Hindustan Lever Ltd has decided to re-enter the cooking aids segment.
Last year, it wanted to foray into the cooking pastes market under brand name Kissan, but test market results did not appear promising and the company abandoned the plan. However, since food in general and cooking aids in particular is something the company considers a future growth driver, it has now decided to re-enter this market.
But it has taken a different route the second time around. HLL has introduced an entirely new category in the cooking aids segment by launching a flavour enhancer called Aromax.
And while it is making subtle attempts to enter the cooking aids market, HLL has also made its presence felt in the ready-to-eat segment through Indus Valley rice meals in seven flavours. The Indus Valley range of products is being introduced through its direct marketing arm HLL Network, a company spokesperson told Business Line.
"We think food, particularly the ready-to-eat category and cooking aids are areas where the market holds a large, untapped potential," he said, adding that more products will be launched in the ready-to-eat category through HLL Network in the months to come.
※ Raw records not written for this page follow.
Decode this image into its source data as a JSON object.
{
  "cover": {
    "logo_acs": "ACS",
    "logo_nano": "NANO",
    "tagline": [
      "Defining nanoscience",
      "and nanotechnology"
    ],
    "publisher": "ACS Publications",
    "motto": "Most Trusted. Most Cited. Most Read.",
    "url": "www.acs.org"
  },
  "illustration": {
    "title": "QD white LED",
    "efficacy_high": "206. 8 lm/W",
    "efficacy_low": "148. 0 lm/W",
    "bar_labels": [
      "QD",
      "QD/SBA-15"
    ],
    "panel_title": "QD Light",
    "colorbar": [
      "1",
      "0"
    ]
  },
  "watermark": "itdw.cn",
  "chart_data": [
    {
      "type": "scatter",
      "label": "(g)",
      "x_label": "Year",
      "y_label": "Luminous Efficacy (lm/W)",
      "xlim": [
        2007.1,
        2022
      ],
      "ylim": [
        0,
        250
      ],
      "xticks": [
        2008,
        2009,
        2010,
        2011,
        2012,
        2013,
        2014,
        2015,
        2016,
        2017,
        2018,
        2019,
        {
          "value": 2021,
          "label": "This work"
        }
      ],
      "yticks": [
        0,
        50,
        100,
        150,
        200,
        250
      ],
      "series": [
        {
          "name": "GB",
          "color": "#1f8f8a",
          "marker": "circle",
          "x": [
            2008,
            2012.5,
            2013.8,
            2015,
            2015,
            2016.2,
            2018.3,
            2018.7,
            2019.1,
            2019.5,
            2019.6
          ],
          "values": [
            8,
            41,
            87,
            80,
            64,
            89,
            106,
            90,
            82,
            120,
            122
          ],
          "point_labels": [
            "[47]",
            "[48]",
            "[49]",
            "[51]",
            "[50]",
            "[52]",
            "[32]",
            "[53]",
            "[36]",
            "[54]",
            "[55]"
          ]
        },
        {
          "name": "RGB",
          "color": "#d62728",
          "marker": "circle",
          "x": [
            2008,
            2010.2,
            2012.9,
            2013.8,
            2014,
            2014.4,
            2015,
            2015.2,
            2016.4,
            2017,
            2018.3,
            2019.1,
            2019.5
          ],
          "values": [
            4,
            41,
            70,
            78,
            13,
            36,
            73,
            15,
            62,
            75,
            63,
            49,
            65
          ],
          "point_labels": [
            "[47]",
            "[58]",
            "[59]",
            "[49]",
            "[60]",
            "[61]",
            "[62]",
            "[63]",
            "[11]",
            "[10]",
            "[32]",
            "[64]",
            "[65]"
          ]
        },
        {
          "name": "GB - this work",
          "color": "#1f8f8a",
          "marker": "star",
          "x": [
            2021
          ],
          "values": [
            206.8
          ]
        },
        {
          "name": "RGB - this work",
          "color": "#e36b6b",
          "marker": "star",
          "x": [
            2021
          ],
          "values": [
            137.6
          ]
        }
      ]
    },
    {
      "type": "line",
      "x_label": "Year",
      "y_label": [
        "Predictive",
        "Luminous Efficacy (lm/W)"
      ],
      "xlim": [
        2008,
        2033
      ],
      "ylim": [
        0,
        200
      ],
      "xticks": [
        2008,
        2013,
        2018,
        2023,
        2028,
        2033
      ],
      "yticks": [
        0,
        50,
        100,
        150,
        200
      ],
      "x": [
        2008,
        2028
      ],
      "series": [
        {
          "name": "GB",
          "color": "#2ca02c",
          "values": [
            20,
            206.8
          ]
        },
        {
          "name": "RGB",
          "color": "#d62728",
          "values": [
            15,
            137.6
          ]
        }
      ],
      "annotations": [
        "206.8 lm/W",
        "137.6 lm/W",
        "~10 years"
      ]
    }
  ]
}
The spokesperson said Aromax is a taste enhancer, containing natural ingredients but no mono sodium glutamate, onion or garlic. He declined to comment on whether more products were in the pipeline as far as taste enhancers is concerned. Also, no confirmation was available on whether HLL wanted to re-enter the cooking paste market.
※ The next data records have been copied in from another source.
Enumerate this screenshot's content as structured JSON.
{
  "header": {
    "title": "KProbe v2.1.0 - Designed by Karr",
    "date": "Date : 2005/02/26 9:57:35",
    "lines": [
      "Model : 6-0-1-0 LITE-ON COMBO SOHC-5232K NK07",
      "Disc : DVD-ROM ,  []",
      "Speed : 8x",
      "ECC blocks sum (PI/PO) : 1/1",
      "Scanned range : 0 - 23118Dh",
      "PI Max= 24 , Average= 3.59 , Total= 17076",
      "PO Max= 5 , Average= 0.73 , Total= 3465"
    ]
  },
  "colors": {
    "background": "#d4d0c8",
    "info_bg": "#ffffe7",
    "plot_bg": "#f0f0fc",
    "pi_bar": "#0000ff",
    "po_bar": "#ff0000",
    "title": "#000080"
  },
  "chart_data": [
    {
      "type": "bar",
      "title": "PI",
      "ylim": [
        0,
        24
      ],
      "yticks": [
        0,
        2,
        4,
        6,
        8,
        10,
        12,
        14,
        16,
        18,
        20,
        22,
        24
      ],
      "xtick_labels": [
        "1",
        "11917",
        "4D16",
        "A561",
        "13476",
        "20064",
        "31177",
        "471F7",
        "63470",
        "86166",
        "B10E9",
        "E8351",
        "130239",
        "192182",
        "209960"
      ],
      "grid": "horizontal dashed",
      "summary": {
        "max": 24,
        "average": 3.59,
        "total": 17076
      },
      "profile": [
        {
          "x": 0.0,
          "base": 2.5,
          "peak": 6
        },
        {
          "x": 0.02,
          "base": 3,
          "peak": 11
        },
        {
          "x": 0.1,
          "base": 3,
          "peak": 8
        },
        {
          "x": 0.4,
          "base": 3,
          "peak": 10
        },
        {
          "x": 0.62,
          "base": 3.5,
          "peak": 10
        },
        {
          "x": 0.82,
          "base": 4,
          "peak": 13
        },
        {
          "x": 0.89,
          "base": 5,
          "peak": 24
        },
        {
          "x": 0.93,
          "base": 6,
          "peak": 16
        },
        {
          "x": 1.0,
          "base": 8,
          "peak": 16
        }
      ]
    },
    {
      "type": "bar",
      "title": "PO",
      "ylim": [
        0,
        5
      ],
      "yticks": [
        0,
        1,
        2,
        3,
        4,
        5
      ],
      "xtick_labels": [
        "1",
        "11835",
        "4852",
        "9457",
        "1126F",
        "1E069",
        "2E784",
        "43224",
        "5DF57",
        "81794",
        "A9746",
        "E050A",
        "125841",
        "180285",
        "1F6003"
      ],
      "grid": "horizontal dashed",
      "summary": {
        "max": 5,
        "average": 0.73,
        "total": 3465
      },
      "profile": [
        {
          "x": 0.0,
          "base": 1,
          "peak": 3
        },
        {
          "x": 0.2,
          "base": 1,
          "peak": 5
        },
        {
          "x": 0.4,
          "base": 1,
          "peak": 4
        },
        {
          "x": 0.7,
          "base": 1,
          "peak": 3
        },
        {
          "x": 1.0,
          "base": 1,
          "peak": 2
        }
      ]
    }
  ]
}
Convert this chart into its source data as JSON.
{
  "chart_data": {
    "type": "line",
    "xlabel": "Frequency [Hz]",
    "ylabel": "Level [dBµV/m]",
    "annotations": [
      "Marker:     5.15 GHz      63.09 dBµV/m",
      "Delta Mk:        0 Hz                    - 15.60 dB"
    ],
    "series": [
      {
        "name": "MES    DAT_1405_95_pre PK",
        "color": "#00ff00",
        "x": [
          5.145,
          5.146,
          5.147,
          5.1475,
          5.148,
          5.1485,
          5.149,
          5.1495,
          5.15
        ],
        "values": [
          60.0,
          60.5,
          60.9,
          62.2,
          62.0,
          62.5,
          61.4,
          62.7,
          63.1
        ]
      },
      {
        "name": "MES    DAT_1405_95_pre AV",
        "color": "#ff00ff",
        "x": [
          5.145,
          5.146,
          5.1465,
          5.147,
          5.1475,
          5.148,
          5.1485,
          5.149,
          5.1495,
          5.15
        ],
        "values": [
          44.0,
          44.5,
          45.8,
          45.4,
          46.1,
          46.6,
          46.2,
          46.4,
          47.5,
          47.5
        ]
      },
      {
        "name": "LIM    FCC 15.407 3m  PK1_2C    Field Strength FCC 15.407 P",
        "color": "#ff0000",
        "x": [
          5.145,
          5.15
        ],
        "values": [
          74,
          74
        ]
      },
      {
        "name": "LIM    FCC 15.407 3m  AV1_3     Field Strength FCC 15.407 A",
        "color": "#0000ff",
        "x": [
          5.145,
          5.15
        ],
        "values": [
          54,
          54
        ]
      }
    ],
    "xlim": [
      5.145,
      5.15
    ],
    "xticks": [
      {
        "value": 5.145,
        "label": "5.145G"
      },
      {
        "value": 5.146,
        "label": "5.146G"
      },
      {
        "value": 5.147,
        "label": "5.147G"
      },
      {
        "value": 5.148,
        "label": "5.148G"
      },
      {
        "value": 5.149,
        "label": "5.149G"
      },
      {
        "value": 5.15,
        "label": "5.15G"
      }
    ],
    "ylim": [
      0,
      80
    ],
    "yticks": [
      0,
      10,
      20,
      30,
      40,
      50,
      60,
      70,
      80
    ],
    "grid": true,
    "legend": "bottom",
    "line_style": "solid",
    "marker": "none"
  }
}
HLL has mega brands Knorr Annapurna and Kissan in the food portfolio as of now. Under Kissan, it offers jams, ketchups, squashes and Greedy Bistix while Knorr Annapurna is for atta, readymade chapattis, Soupy Snax and salt. These two brands are among six mega brands of Hindustan Lever raking in over $100 million worth of sales each per year.
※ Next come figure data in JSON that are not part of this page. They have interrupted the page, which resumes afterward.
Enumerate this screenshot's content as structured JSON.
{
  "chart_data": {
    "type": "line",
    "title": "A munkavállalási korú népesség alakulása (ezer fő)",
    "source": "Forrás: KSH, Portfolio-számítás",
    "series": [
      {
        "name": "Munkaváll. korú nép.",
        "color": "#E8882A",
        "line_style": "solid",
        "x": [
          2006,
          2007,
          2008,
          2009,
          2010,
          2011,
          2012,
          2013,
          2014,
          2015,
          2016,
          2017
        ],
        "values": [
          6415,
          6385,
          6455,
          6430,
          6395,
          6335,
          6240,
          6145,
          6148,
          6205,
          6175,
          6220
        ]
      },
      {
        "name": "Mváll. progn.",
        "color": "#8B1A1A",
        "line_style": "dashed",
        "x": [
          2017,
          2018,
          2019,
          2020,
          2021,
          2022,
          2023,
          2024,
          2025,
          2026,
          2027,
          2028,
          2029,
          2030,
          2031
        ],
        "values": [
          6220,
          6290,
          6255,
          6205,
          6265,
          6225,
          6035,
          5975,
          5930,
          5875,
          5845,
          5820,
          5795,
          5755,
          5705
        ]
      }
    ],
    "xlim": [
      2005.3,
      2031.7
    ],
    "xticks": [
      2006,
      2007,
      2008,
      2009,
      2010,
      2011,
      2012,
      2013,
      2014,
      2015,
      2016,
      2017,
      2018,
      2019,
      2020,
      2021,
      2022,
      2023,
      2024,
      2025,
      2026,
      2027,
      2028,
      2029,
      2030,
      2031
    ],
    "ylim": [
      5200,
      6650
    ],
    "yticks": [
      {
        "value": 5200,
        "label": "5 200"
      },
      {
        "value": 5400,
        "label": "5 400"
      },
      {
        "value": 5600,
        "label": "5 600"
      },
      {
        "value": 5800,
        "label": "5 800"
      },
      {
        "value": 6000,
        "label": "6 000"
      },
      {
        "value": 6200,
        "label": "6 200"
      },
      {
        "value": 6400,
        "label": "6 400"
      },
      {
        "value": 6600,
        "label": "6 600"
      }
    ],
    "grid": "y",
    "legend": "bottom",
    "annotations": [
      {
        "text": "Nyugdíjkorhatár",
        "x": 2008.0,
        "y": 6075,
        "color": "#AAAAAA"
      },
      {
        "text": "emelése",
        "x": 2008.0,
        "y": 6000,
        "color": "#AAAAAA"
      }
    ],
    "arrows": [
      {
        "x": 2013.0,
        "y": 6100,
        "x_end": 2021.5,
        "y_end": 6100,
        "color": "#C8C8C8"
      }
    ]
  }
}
According to latest available data, the `power brands' in the food category registered nine per cent growth in 2003 against a decline in the previous year.
The company's second attempt at introducing chapattis in the domestic market late last year followed a debacle the first time around. A few years earlier the company had introduced them, but the chapattis had to be cooked and puffed before serving. The product did not take off and the company withdrew it from the market. HLL's challenge was to develop a fully cooked and puffed chapatti with the taste, aroma and softness of a home made one at an affordable cost.
However, even as HLL creates a new segment within the ready-to-eat business, a number of other players have already jumped on the bandwagon. MTR Foods last year launched a whole range of rice meals as well as other curries, while Satnam Overseas has also entered this growing market with its Kohinoor brand of curries and rice meals.